Just to add another race in there, we have the kiretesztett, a kind of “Mudblood” if you want to get all Harry Potter with it. In Hannah and Leah’s attempt to raise the hosszu elet numbers, they try to turn to this exiled group of people who are neither “normal” or “special.” They are both heartbreaking and twisted, sympathetic and strange. It’s another set of characters that I think is very appealing from a story standpoint. And luckily the world expansion slows there. If we’d had another batch of characters with another Hungarian name to memorize, I would have had to break out the charts.

The book is a whirlwind, but an incredibly intense, well-structured one.

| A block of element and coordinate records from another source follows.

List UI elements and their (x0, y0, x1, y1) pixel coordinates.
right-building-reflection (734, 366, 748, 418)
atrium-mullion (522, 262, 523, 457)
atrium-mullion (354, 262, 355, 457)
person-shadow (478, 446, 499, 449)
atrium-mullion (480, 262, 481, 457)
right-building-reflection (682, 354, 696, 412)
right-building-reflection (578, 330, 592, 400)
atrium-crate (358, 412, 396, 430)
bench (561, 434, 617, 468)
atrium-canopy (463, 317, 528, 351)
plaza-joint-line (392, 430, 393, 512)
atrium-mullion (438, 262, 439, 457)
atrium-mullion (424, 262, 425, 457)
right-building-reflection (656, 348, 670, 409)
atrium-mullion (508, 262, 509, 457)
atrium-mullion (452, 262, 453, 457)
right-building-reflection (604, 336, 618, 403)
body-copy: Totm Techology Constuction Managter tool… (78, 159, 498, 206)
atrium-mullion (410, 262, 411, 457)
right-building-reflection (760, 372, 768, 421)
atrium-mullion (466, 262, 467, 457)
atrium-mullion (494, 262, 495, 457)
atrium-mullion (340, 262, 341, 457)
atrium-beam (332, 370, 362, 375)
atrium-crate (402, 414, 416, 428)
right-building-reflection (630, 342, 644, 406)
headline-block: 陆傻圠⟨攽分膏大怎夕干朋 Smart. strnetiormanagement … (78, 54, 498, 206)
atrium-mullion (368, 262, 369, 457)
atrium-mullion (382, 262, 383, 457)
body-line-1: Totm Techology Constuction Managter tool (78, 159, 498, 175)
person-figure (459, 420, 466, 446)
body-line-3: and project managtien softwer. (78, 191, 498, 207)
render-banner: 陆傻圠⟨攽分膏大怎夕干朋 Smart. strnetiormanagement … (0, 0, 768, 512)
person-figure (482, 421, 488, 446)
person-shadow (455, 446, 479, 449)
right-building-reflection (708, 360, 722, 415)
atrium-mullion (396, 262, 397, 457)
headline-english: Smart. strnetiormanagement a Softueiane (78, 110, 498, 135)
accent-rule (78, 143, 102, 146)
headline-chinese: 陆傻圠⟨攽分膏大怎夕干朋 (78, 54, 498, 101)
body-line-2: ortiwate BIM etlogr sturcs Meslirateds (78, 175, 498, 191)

You get over a dozen perspectives, from Hannah and Leah to the human victims of the lelek tolvajok, to the broken kiretesztett, and you  even get a little bit from Jakab and his brother Iszak (and you thought we were done with those two…) The climbing action is some of the finest I’ve seen in a story. By the end you’re turning pages as fast as you can to see how it all turns out.

I loved this sequel. It was as fast-paced and brutal as Diaries, and I even think it took that frantic energy and kicked it up a notch. The characters are equal parts likable and horrifying, complex and simple to understand. I’m not sure if this will become a trilogy. But if it does, I will be reading the conclusion.